By alleviating people’s short-term budget constraints while at the same time incentivizing long-term investments in human capital, these cash payments aim to break the cycle of poverty.
The dual approach of immediate financial relief and long-term human capital investment has made conditional cash transfers widely popular. Early programs, starting in the late 1990s, were implemented in Latin America, with PROGRESA in Mexico and Bolsa Familia in Brazil being notable examples.
Since then, conditional cash transfers have seen widespread adoption globally, often as flagship anti-poverty programs supported by international development finance institutions. In Asia and the Pacific, Indonesia's Program Keluarga Harapan (PKH) is a prominent example of a large-scale program.
Conditional cash transfers are among the most closely studied anti-poverty programs due to their clear objectives, measurable goals, and widespread adoption. Large-scale programs are often informed by small-scale, rigorously measured pilots, which assess the impacts on recipients' health and educational outcomes before being adopted at national scale.
Systematic reviews of existing studies generally find mixed to positive impacts on both short-term and long-term outcomes, further contributing to the popularity of conditional cash transfers.
As new programs continue to be introduced and existing ones run for decades, the associated research grows. Beyond the intended impacts, new data sources and the realization that development policies can have multiple effects have led to a new strain of research.
Cash transfers, especially those with behavioral conditions, influence recipients' actions in expected and unexpected ways, leading to both positive and negative outcomes. Research along these lines sheds light on their broader impact beyond the intended effects.
Given the expense of anti-poverty programs, findings on positive spillover effects can help to justify them, while negative impacts can inform necessary adjustments.
One prominent positive externality observed is the reduction in crime rates, especially in Latin America. As children are increasingly sent to school due to conditional cash transfer requirements, studies have found that gang violence decreases.
These programs make skipping school to engage in violence more costly because recipient households risk losing their cash transfer payments if they don’t fulfill the program’s conditionalities.
Similarly, the programs have been found to decrease child labor and reduce the prevalence of child marriages in rural areas. These are unintended effects, that is, impacts beyond the traditional theory of change of conditional cash transfer programs.
These examples display how there are potential benefits beyond initial project design.
However, negative effects induced by conditional cash transfers have also been observed. One notable example is when parents pay more attention to the child that is targeted by the conditionality of the cash transfer program than their other children who are not targeted.
While school-aged children may feel pressured from increased attention and the need to perform well, older children can also suffer from parental neglect. Another example is the mistargeting of conditional cash transfers, which can produce resentment and other problems in communities.
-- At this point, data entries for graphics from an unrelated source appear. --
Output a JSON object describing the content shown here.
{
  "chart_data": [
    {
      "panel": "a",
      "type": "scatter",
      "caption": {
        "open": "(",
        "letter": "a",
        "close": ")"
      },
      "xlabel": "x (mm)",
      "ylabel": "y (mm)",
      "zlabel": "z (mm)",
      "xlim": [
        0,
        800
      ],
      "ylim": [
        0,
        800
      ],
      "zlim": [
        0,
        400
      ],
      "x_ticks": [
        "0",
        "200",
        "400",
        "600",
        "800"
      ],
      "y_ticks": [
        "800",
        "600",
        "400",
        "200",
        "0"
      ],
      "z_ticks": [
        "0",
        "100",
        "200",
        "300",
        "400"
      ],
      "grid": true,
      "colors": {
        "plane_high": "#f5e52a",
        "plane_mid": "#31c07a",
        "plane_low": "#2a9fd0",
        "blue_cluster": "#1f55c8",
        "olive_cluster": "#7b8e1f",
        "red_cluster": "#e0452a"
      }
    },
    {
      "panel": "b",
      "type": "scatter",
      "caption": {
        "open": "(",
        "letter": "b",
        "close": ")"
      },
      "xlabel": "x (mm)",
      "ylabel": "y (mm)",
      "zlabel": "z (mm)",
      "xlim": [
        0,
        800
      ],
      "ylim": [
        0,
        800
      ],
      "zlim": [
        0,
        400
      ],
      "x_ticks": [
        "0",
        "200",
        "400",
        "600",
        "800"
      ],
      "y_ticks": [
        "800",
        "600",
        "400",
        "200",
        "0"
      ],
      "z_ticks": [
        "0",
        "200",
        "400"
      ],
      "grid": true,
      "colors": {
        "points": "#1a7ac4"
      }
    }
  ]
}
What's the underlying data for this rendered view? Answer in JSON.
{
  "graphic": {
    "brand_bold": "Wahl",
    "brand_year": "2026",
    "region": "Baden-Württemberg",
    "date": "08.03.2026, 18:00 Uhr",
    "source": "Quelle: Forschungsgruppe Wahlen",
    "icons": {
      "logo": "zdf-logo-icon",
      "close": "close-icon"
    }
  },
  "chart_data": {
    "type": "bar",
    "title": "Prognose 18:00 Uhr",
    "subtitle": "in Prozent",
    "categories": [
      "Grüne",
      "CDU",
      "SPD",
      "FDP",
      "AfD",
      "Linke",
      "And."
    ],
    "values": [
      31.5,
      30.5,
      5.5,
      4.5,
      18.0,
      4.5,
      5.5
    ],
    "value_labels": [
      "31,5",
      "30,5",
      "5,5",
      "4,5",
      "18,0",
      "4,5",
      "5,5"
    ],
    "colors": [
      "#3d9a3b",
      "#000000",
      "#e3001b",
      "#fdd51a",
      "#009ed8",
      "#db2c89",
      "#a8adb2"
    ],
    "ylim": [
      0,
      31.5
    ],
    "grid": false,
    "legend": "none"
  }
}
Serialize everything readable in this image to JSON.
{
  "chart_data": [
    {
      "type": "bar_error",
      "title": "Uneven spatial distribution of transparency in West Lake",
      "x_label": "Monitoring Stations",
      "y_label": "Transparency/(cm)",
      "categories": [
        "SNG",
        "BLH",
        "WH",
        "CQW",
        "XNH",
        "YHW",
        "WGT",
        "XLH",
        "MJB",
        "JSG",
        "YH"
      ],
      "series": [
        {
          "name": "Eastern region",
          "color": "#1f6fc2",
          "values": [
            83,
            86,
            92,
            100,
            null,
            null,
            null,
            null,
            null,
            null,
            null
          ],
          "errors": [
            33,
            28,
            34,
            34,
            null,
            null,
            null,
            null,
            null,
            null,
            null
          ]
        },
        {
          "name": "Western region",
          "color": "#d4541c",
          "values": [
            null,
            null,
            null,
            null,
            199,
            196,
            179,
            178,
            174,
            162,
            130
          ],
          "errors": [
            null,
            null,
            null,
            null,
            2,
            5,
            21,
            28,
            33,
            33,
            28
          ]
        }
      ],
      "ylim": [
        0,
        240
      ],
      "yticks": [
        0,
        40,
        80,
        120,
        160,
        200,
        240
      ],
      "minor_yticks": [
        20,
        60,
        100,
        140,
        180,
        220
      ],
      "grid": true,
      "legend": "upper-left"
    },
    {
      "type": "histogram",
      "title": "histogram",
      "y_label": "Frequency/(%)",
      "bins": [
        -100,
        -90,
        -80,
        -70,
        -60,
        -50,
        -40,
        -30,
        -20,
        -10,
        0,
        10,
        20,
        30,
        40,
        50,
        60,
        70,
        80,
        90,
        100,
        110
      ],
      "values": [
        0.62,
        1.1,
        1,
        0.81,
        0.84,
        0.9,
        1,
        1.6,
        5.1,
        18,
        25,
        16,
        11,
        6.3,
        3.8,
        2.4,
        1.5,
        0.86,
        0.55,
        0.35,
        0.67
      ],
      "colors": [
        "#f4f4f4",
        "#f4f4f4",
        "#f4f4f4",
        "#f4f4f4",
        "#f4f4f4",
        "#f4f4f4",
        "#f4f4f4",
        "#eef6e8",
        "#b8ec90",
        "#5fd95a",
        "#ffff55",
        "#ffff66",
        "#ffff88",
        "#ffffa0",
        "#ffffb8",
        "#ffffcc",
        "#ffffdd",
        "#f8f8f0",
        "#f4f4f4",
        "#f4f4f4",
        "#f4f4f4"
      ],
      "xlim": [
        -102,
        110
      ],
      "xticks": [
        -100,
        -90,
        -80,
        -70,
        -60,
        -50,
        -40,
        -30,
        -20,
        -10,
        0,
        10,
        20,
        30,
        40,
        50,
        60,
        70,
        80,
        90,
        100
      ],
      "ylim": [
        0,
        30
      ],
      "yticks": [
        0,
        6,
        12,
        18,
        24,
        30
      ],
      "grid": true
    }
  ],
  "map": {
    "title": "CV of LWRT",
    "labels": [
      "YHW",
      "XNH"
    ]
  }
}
Although this issue is not specific to conditional cash transfers, the effect can be magnified because these are often flagship poverty programs.
What can we make of these findings? It is crucial to acknowledge that these results can be highly context-specific. In some cases, side effects such as crime vary by region.
That said, awareness of potential externalities can help foster positive examples, while tweaking program design can contribute to mitigating negative ones.
Given the importance of context-specificity, conditional cash transfer interventions should be carefully adapted to the local setting. This approach can help design interventions that avoid negative side effects and inform policy making at an earlier stage.
Understanding a broader set of changes that a policy brings about can also inform cost-benefit analysis, helping to determine which intervention is best suited to achieve set objectives most efficiently in light of scarce resources.
A practical starting point is implementing pilot programs that test for both the intended and potential unintended effects of conditional cash transfers on a small scale. This ensures that scale-up decisions are evidence-based and consider outcomes beyond the primary objectives.
Maximizing the benefits of conditional cash transfers requires understanding both their intended and unintended effects. Evidence-based program design can enhance positive outcomes while minimizing risks, ensuring these interventions are both effective and equitable.